Mick's father died young, as did most of his uncles who also worked at the mine, the town's major employer.

Alarm bells began to ring when his brother, boxing legend Tony Mundine, discovered he had a crook lung.

MICK MUNDINE: Yeah well, he got screened down here and Sydney down there, and then he found out from the report that he had a spot on the lung.

Tony never drank or smoked in his life so, you know, where would he get it from?

TONI HASSAN: Mick, who heads the Aboriginal Housing Company in Sydney's Redfern, Tony his brother, and other members of the extended family, will this weekend return to their tiny, once dusty home town, along with many other former residents.

About 200 people, most of them children of former miners, will over three days undergo lung function tests conducted by what's dubbed "the Lung Bus," operated by the NSW Dust Diseases Board.

Still, ignorance can be bliss and so Mick Mundine is heading home with some trepidation.

MICK MUNDINE: Of course I'm worried. I mean, like my brother when Tony found out he had a spot on the lung, it's really brought him right down. So I didn't even get screened yet so, some of the people don't want to get done because they're sort of frightened to find out what's really wrong with them.

TONI HASSAN: What is wrong with many from the town is chronic levels of asthma and other respiratory illness, according to Gloria Strachan, Head of the local Aboriginal Medical Service, or AMS.

GLORIA STRACHAN: We work with the people from out there. We know that they all have respiratory problems and we often, I work upstairs on the first floor of the AMS and we know who's actually coming up the stairs, sitting in the staff room, by the way they're breathing.

TONI HASSAN: The results of lung tests done may strengthen the town's case for litigation, legal action locals have been threatening for years.

In 1994 a Senate inquiry was held into Baryulgil. As a result of that inquiry compensation payouts were made to some workers, all believed to be under $50,000, paid out through the Dust Diseases Board. The mine site was also rehabilitated and measures were taken by James Hardie to monitor and help the health of former employees, many of whom are now dead.
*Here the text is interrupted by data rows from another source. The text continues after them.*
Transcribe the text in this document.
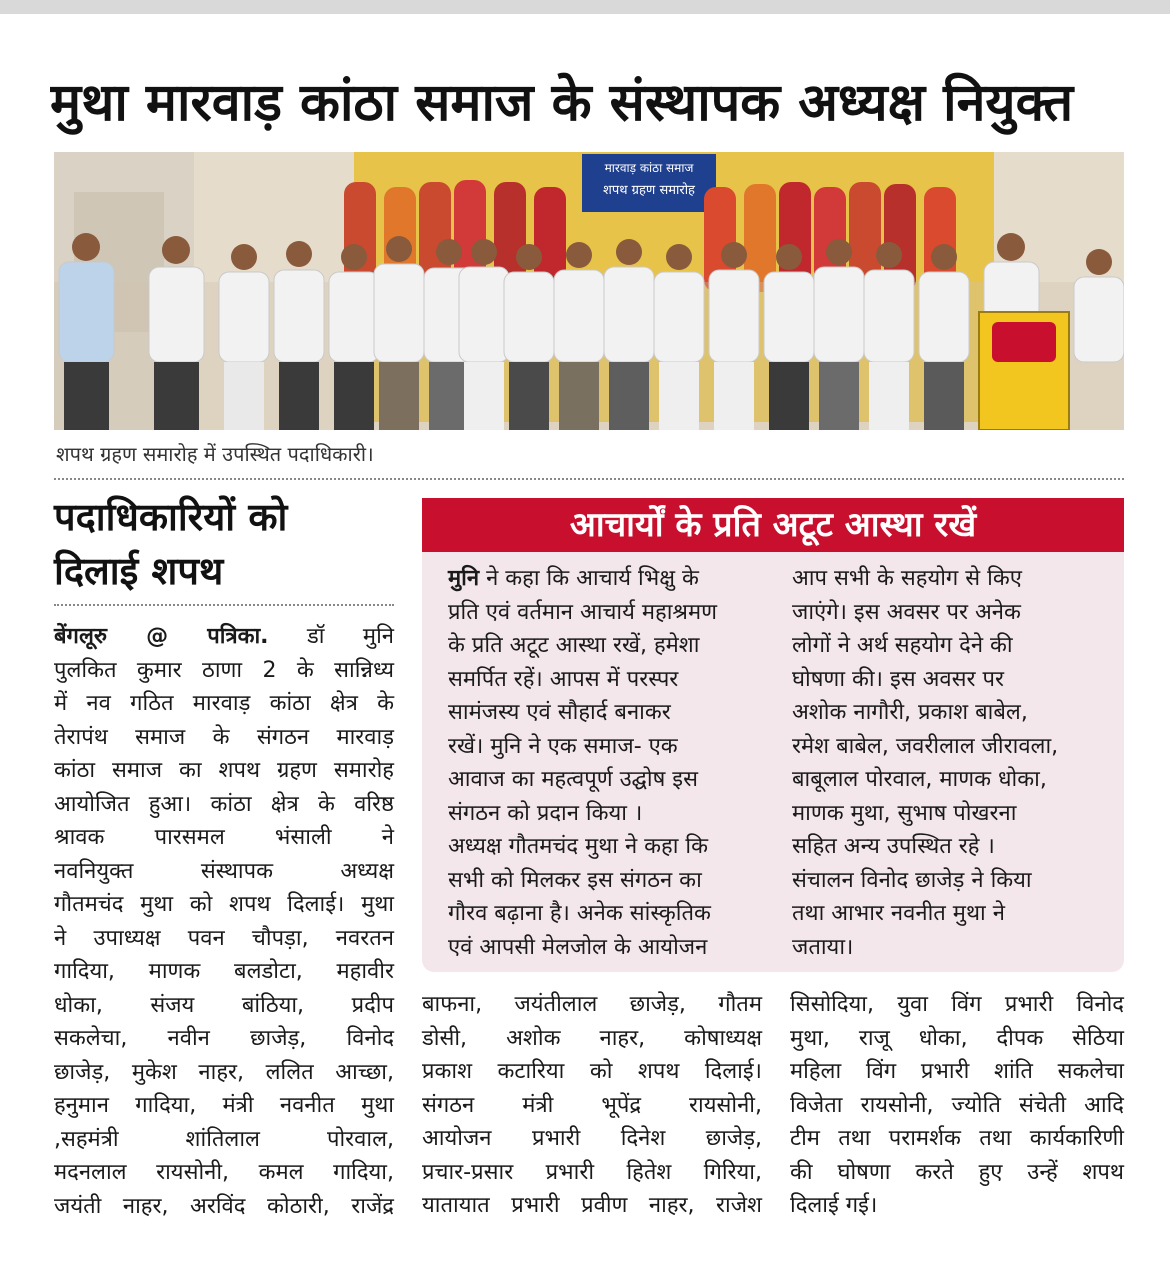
मुथा मारवाड़ कांठा समाज के संस्थापक अध्यक्ष नियुक्त
मारवाड़ कांठा समाज
शपथ ग्रहण समारोह
शपथ ग्रहण समारोह में उपस्थित पदाधिकारी।
पदाधिकारियों को
दिलाई शपथ
बेंगलूरु @ पत्रिका. डॉ मुनि
पुलकित कुमार ठाणा 2 के सान्निध्य
में नव गठित मारवाड़ कांठा क्षेत्र के
तेरापंथ समाज के संगठन मारवाड़
कांठा समाज का शपथ ग्रहण समारोह
आयोजित हुआ। कांठा क्षेत्र के वरिष्ठ
श्रावक पारसमल भंसाली ने
नवनियुक्त संस्थापक अध्यक्ष
गौतमचंद मुथा को शपथ दिलाई। मुथा
ने उपाध्यक्ष पवन चौपड़ा, नवरतन
गादिया, माणक बलडोटा, महावीर
धोका, संजय बांठिया, प्रदीप
सकलेचा, नवीन छाजेड़, विनोद
छाजेड़, मुकेश नाहर, ललित आच्छा,
हनुमान गादिया, मंत्री नवनीत मुथा
,सहमंत्री शांतिलाल पोरवाल,
मदनलाल रायसोनी, कमल गादिया,
जयंती नाहर, अरविंद कोठारी, राजेंद्र
आचार्यों के प्रति अटूट आस्था रखें
मुनि ने कहा कि आचार्य भिक्षु के
प्रति एवं वर्तमान आचार्य महाश्रमण
के प्रति अटूट आस्था रखें, हमेशा
समर्पित रहें। आपस में परस्पर
सामंजस्य एवं सौहार्द बनाकर
रखें। मुनि ने एक समाज- एक
आवाज का महत्वपूर्ण उद्घोष इस
संगठन को प्रदान किया ।
अध्यक्ष गौतमचंद मुथा ने कहा कि
सभी को मिलकर इस संगठन का
गौरव बढ़ाना है। अनेक सांस्कृतिक
एवं आपसी मेलजोल के आयोजन
आप सभी के सहयोग से किए
जाएंगे। इस अवसर पर अनेक
लोगों ने अर्थ सहयोग देने की
घोषणा की। इस अवसर पर
अशोक नागौरी, प्रकाश बाबेल,
रमेश बाबेल, जवरीलाल जीरावला,
बाबूलाल पोरवाल, माणक धोका,
माणक मुथा, सुभाष पोखरना
सहित अन्य उपस्थित रहे ।
संचालन विनोद छाजेड़ ने किया
तथा आभार नवनीत मुथा ने
जताया।
बाफना, जयंतीलाल छाजेड़, गौतम
डोसी, अशोक नाहर, कोषाध्यक्ष
प्रकाश कटारिया को शपथ दिलाई।
संगठन मंत्री भूपेंद्र रायसोनी,
आयोजन प्रभारी दिनेश छाजेड़,
प्रचार-प्रसार प्रभारी हितेश गिरिया,
यातायात प्रभारी प्रवीण नाहर, राजेश
सिसोदिया, युवा विंग प्रभारी विनोद
मुथा, राजू धोका, दीपक सेठिया
महिला विंग प्रभारी शांति सकलेचा
विजेता रायसोनी, ज्योति संचेती आदि
टीम तथा परामर्शक तथा कार्यकारिणी
की घोषणा करते हुए उन्हें शपथ
दिलाई गई।
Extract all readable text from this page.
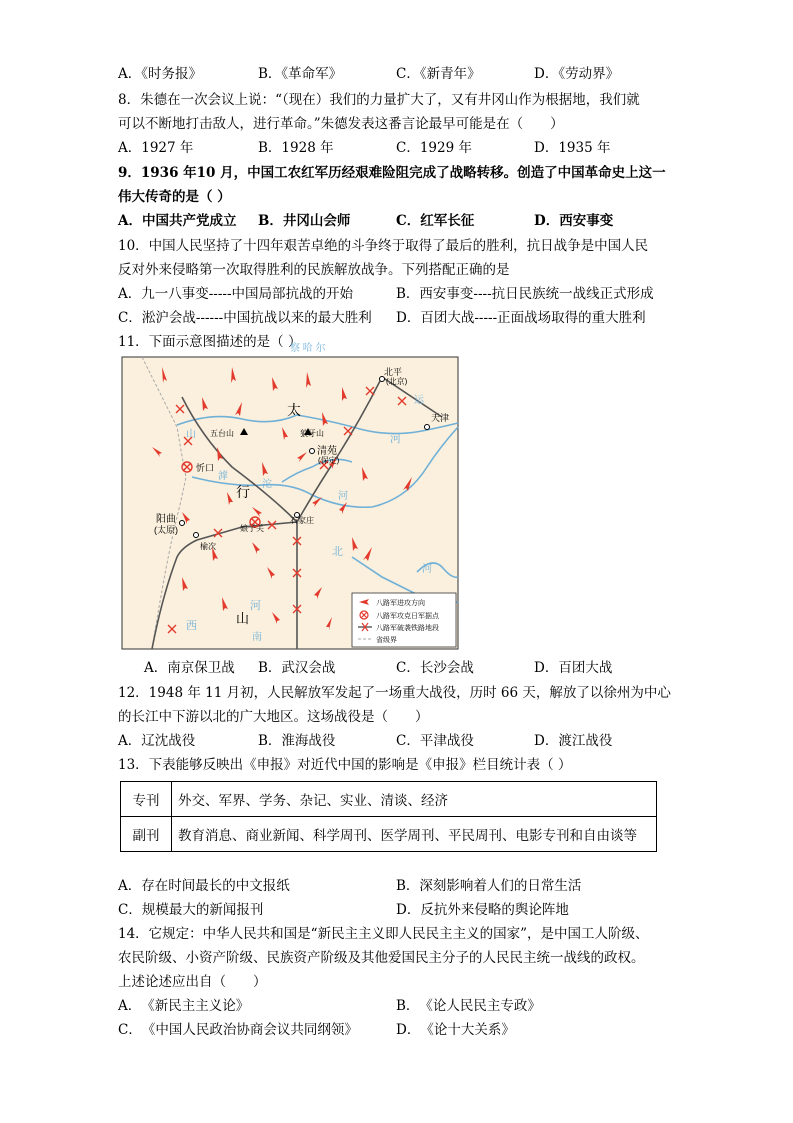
A．《时务报》	B．《革命军》	C．《新青年》	D．《劳动界》
8．朱德在一次会议上说：“（现在）我们的力量扩大了，又有井冈山作为根据地，我们就
可以不断地打击敌人，进行革命。”朱德发表这番言论最早可能是在（　　）
A．1927 年	B．1928 年	C．1929 年	D．1935 年
9．1936 年10 月，中国工农红军历经艰难险阻完成了战略转移。创造了中国革命史上这一
伟大传奇的是（ ）
A．中国共产党成立 B．井冈山会师	C．红军长征	D．西安事变
10．中国人民坚持了十四年艰苦卓绝的斗争终于取得了最后的胜利，抗日战争是中国人民
反对外来侵略第一次取得胜利的民族解放战争。下列搭配正确的是
A．九一八事变-----中国局部抗战的开始	B．西安事变----抗日民族统一战线正式形成
C．淞沪会战------中国抗战以来的最大胜利 D．百团大战-----正面战场取得的重大胜利
11．下面示意图描述的是（ ）
察 哈 尔
北平
(北京)
运
天津
太
山 五台山	狼牙山	河
清苑
(保定)
忻口
行
滹
沱
河
阳曲
(太原)	娘子关
石家庄
榆次	北
河
西	山
南
河
八路军进攻方向
八路军攻克日军据点
八路军破袭铁路地段
省级界
A．南京保卫战 B．武汉会战	C．长沙会战	D．百团大战
12．1948 年 11 月初，人民解放军发起了一场重大战役，历时 66 天，解放了以徐州为中心
的长江中下游以北的广大地区。这场战役是（　　）
A．辽沈战役	B．淮海战役	C．平津战役	D．渡江战役
13．下表能够反映出《申报》对近代中国的影响是《申报》栏目统计表（ ）
专刊	外交、军界、学务、杂记、实业、清谈、经济
副刊	教育消息、商业新闻、科学周刊、医学周刊、平民周刊、电影专刊和自由谈等
A．存在时间最长的中文报纸	B．深刻影响着人们的日常生活
C．规模最大的新闻报刊	D．反抗外来侵略的舆论阵地
14．它规定：中华人民共和国是“新民主主义即人民民主主义的国家”，是中国工人阶级、
农民阶级、小资产阶级、民族资产阶级及其他爱国民主分子的人民民主统一战线的政权。
上述论述应出自（　　）
A．　《新民主主义论》	B．　《论人民民主专政》
C．　《中国人民政治协商会议共同纲领》	D．　《论十大关系》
By contrast, mainly white workers at the asbestos mine in Wittenoom in Western Australia received a massive compensation payout of $18.5-million in 1989, recognition of suffering caused by asbestos-related diseases.

Mick Mundine again.

MICK MUNDINE: A lot of the people that got compensated up there, up at Baryulgil, the compensation they got is peanuts.

TONI HASSAN: A Sydney law firm will also be in Baryulgil next week at the invitation of the Medical Centre and Indigenous elders. The firm will offer advice to individuals about possible common law action against the mine operator and NSW Government.

David Barren is a barrister with Stephen Smith Associates.

DAVID BARREN: The real innocent victims, which are the wives, the spouses, the children, the people who weren't actually working in the mine, those people are ones who are going to suffer the worst and nothing's being done.

TONI HASSAN: Mr Barren says he has more than a hundred clients wanting action.

DAVID BARREN: It seems to me that all the options have to be explored, including possibly a course of action against the State of NSW because there are, arguably, occupied liability cases that can be brought in respect of the public school that operated for quite some time even though it was in an area where there was asbestos fibres present and there was fibres and toxic waste in the vicinity where children were playing.

TONI HASSAN: It's an interesting twist that the results of State funded medical tests may be used against the NSW Government.

For its part the NSW Dust Diseases Board says its was dismayed to hear that solicitors will be visiting the town at the same time.

Board Spokesman, Geoff Lansley, has told PM the board is independent of politics and is concerned about being a pawn in someone else's legal game.

The Lung Bus is normally hired by companies but in this case is running the service in Baryulgil for free.